A recent Quinnipiac poll conducted in New York showed a majority of state voters supporting to legalize medical, recreational marijuana. Over 88% of all voted in the favor of marijuana use in New York, while a decent 57% favored the use of marijuana for recreational use.
However, a 9% of New Yorkers also opposed the idea of legalizing medical marijuana, and 39% of them repelled the thought of legalization of recreational marijuana even in small amounts.
The polling also saw a noteworthy gender gap in supporting the idea of legalizing pot. While there were 63% of men in favor of marijuana use, the women were limited to only 51% – both sections ageing between 18 and 29 years. [Source: Quinnipiac Poll]

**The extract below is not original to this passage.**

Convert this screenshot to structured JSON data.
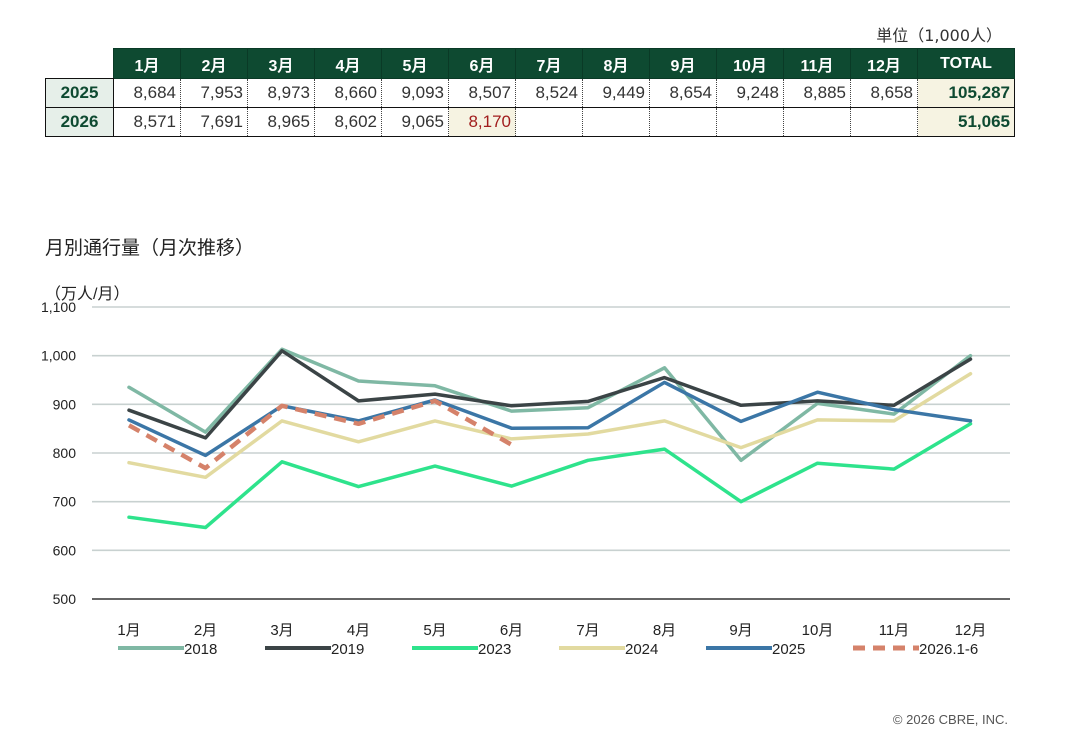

Meanwhile, one of the most renowned faces who opposes medical marijuana use in New York is Maurice Carroll, director of the Quinnipiac Polling Institute. “Medical marijuana is a no-brainer for New York state voters, and they also would follow Colorado in legalizing marijuana for fun, But a slim plurality don’t think legalization has been good for Colorado’s reputation,” he said while indicating that legalizing medical marijuana can seriously lead to extensive drug abuse.
His views were similar to many medical experts including Dr. Harris Straytner, who thinks that even the limited use of medical marijuana could lead people to use it more, which is bad in its own way.
Among the supporters were Michelle Pena and Julio Rivera who designated that it’s after all the choice of users if they want to use it, but under a definite legal spectrum. “If you’re doing it in your own home it’s okay. You are not disturbing anybody,” Julio Rivera said.
Amid the inflow of the views and reviews, New York Governor Cuomo allowed around twenty hospitals to use medical marijuana for limited use. His decision was focused on to allow marijuana prescription people with diseases like cancer, glaucoma, etc. A further poll also suggested 41% of voters supporting Cuomo for his take over limited medical marijuana use, while 31% disagreed and 28% said to be not sure.